WASHINGTON, D.C. (September 1, 2020)—The Centers for Medicare & Medicaid Services (CMS) released an interim file rule with comment period (IFC) which includes pertinent regulatory revisions for long term care (LTC) facilities in response to the COVID-19 public health emergency. Specifically, facilities are required to test residents and staff—including individuals providing services under arrangement and volunteers—for COVID-19 based on parameters set forth by the Secretary of Health & Human Services (HHS). CMS's Quality, Safety & Oversight (QSO) group then released a memo, QSO -20-38-NH, that provides guidance for the facilities in implementing the new requirements. 

This IFC amends the current infection control requirements for LTC facilities at -ß 483.80 by adding a paragraph (h) that requires a facility to test all of its residents and facility staff for COVID-19. Under this requirement, "staff" are considered to be:

  • any individuals employed by the facility, 
  • any individuals that have arrangements to provide services for the facility, and 
  • any individuals volunteering at the facility. 

An example of individuals providing services under arrangement includes a hospice that may have an agreement in accordance with the requirements for the use of outside resources under § 483.70(g) and (o) to provide hospice care for residents in the facility. It is expected that only those individuals that are physically working on-site at the facility be required to be tested for COVID-19. The facility may have staff, including individuals providing services under arrangement and volunteers, who provide services for the facility from an off-site location that is not physically located within the facility, and such staff would not be required to be tested for COVID-19.

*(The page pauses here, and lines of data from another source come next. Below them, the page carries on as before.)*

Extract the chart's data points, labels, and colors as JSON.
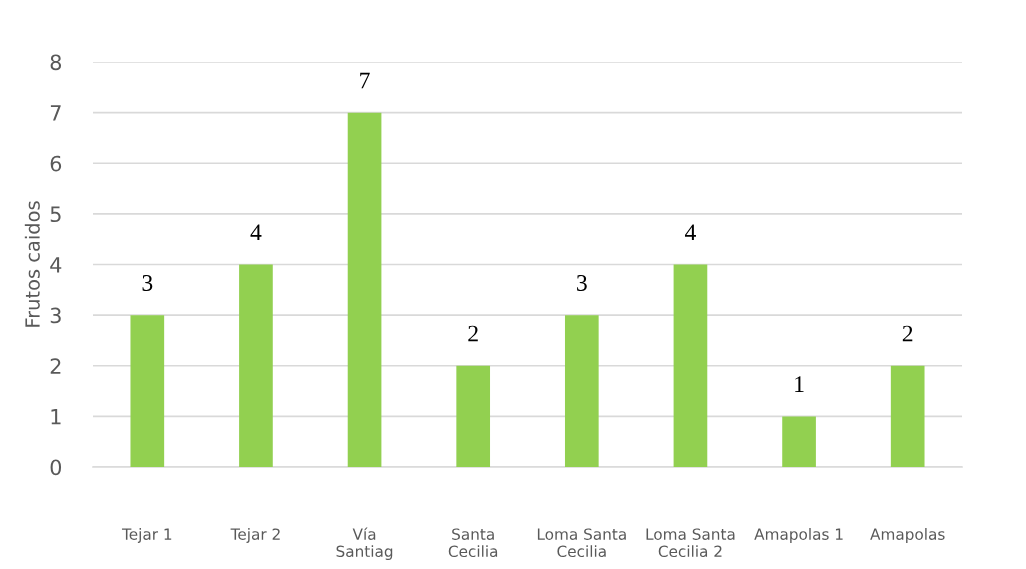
{
  "chart_data": {
    "type": "bar",
    "ylabel": "Frutos caidos",
    "categories": [
      "Tejar 1",
      "Tejar 2",
      "Vía\nSantiag",
      "Santa\nCecilia",
      "Loma Santa\nCecilia",
      "Loma Santa\nCecilia 2",
      "Amapolas 1",
      "Amapolas"
    ],
    "values": [
      3,
      4,
      7,
      2,
      3,
      4,
      1,
      2
    ],
    "color": "#92d050",
    "ylim": [
      0,
      8
    ],
    "yticks": [
      0,
      1,
      2,
      3,
      4,
      5,
      6,
      7,
      8
    ],
    "grid": "y",
    "data_labels": true
  }
}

Facilities should have procedures for addressing residents and staff, including individuals providing services under arrangement and volunteers, who refuse testing or are unable to be tested. Neither the IFC nor the memo specifies what these procedures should be. Hospices should discuss this with contracted facilities as the hospice's procedures for addressing such staff and volunteers may be different, and perhaps even contrary, to a facility's procedures. Hospices should expect that staff and volunteers entering facilities would potentially be barred from doing so if they refused to be tested.  

CMS acknowledged that the facility may have a provision under its arrangement with a vendor or volunteer that requires them to be tested from another source (e.g., their employer or on their own). However, the facility is still required to obtain documentation that the required testing was completed during the timeframe that corresponds to the facility's testing frequency. Hospices will need to provide this to contracted facilities when requested. Regardless of the frequency of testing being performed or the facility's COVID-19 status, the facility should continue to screen all staff (each shift), each resident (daily), and all persons entering the facility (such as vendors, volunteers, and visitors) for signs and symptoms of COVID-19.

In keeping with current CDC recommendations, staff and residents who have recovered from COVID-19 and are asymptomatic do not need to be retested for COVID-19 within three months after symptom onset. Until more is known, testing should be encouraged again (e.g., in response to an exposure) three months after the date of symptom onset with the prior infection. Facilities should continue to monitor the CDC webpages and FAQs for the latest information.

While not required, facilities may test residents' visitors to help facilitate visitation while also preventing the spread of COVID-19. Facilities should prioritize resident and staff testing and have adequate testing supplies to meet required testing, prior to testing resident visitors.
Facilities can meet the testing requirements through the use of rapid point-of-care (POC) diagnostic testing devices or through an arrangement with an offsite laboratory. Facilities without the ability to conduct COVID-19 POC testing should have arrangements with a laboratory to conduct tests to meet these requirements.

Hospices have been asking how often their staff and volunteers going into facilities should be tested. The QSO memo states that routine testing should be based on the extent of the virus in the community; therefore, facilities should use their county positivity rate in the prior week as the trigger for staff testing frequency. 

Surveyors will assess LTC facilities for compliance with the revised regulations. The COVID-19 Focused Survey for Nursing Homes was revised to reflect the new regulations for use on surveys going forward. Hospices having any issues/challenges with accessing facilities when working with the facility under the revised regulation are encouraged to notify the State survey/other applicable state entities. The National Association for Home Care & Hospice (NAHC) continues to monitor this situation and appreciates hearing of any ongoing issues/challenges as well.  

The regulatory change is effective through the end of the current COVID-19 emergency.  Comments on this IFC are due 60 days after the IFC is published in the Federal Register.